Network Tomography Using Passive End-to-End Measurements
- Venkat Padmanabhan ,
- L. Qiu
DIMACS Workshop on Internet and WWW Measurement, Mapping and Modeling |
Network tomography refers to the inference of characteristics of internal links in a network using end-to-end measurements. The link characteristics of interest include packet loss rate, delay, and bandwidth; here we focus on loss rate. Depending only on end-to-end measurements is convenient in the context of the Internet because network operators such as ISPs offer limited visibility into the internal functioning of their networks.
Besides being an interesting problem in its own right, network tomography can help identify bottlenecks and trouble spots (e.g., points of congestion) within the network. This information can help diagnose network problems and, in the long run, drive network provisioning decisions for ISPs and network connectivity and server placement decisions for their customers such as Web site operators.

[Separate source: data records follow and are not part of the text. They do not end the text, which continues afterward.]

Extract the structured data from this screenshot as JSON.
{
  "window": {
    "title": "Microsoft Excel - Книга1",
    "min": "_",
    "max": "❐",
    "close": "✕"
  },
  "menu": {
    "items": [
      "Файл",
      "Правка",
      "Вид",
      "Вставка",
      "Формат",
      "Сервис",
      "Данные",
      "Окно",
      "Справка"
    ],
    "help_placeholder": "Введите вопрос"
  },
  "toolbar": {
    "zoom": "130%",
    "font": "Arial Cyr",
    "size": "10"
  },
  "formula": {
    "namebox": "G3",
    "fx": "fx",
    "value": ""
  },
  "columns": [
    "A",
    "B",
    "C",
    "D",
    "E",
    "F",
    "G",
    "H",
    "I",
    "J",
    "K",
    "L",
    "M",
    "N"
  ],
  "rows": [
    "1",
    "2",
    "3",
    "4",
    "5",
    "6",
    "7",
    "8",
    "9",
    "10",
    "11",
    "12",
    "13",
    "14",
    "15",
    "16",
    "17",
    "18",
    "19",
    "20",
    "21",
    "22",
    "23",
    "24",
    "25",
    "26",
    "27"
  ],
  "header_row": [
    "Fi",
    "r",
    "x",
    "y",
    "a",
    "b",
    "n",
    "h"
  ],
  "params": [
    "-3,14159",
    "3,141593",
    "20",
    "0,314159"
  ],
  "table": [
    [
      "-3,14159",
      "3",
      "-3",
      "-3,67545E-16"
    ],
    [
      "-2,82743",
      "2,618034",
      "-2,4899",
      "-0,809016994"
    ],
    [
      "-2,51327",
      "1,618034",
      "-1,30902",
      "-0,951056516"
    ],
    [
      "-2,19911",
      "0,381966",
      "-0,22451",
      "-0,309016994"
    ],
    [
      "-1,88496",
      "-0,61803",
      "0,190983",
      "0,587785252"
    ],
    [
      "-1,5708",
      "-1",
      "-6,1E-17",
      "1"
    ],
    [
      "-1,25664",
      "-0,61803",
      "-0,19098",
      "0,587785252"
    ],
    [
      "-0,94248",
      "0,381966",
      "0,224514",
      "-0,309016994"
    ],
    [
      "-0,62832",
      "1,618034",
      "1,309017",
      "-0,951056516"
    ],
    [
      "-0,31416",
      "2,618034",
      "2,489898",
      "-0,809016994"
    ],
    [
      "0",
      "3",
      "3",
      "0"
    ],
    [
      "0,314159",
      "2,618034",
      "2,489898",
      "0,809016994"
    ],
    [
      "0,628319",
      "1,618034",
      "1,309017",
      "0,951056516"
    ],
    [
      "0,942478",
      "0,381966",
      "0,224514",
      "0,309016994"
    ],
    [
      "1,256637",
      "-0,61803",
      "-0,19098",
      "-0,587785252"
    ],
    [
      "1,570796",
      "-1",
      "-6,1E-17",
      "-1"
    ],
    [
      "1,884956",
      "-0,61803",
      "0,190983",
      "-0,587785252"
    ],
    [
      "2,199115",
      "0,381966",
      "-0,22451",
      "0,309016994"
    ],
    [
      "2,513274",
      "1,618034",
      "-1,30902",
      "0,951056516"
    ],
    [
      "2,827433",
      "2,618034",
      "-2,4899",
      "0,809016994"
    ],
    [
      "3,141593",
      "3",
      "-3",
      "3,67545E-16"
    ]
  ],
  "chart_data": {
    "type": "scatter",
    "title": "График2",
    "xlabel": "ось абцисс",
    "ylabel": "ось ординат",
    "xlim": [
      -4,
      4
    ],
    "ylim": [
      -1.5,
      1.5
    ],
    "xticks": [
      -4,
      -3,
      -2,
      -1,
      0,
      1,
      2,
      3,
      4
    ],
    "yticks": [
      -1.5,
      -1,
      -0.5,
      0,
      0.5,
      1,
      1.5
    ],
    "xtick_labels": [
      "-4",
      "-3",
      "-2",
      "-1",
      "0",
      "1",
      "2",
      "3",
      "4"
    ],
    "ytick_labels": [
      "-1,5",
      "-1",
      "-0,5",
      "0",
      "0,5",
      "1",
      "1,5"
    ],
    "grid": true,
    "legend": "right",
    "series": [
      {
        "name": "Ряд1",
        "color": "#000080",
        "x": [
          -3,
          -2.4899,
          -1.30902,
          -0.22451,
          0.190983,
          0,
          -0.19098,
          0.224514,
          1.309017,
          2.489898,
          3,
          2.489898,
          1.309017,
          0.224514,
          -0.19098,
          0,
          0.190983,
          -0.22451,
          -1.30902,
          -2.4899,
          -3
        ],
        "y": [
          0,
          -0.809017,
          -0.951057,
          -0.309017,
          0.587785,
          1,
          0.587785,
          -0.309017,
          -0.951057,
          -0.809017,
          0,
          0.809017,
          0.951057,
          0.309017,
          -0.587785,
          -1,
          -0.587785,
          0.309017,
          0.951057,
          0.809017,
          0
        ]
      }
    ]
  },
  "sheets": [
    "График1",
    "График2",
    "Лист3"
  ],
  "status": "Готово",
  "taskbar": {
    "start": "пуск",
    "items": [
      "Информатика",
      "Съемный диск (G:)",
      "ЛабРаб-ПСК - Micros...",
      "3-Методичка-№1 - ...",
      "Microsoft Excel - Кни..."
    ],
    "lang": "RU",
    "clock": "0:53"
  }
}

Previous work on inferring link loss rate using end-to-end measurements has largely been based on active probing techniques. MINC [1] bases its inference on losses experienced by multicast probe packets injected into the network while [2] does so using closely-spaced unicast probe packets striped across multiple destinations. In contrast, our goal is to infer link loss rates based on passively observing the end-to-end loss rate for existing traffic such as that between a Web server and its clients. A passive approach has the advantage that there is no wasteful traffic and the measurements do not perturb the network. However, the disadvantage is that we have less control over the measurement process. Unlike active techniques that are able to identify and localize individual loss events, our passive approach has to make do with aggregate statistics such as the loss rate. While accuracy may suffer, we believe a passive approach is still advantageous if we can infer where the trouble spots (e.g., highly lossy links) are in the network.
While being basically passive, our approach has a small active component to discover the network topology using traceroute measurements. However, these measurements only need to be made relatively infrequently and can be done in the background.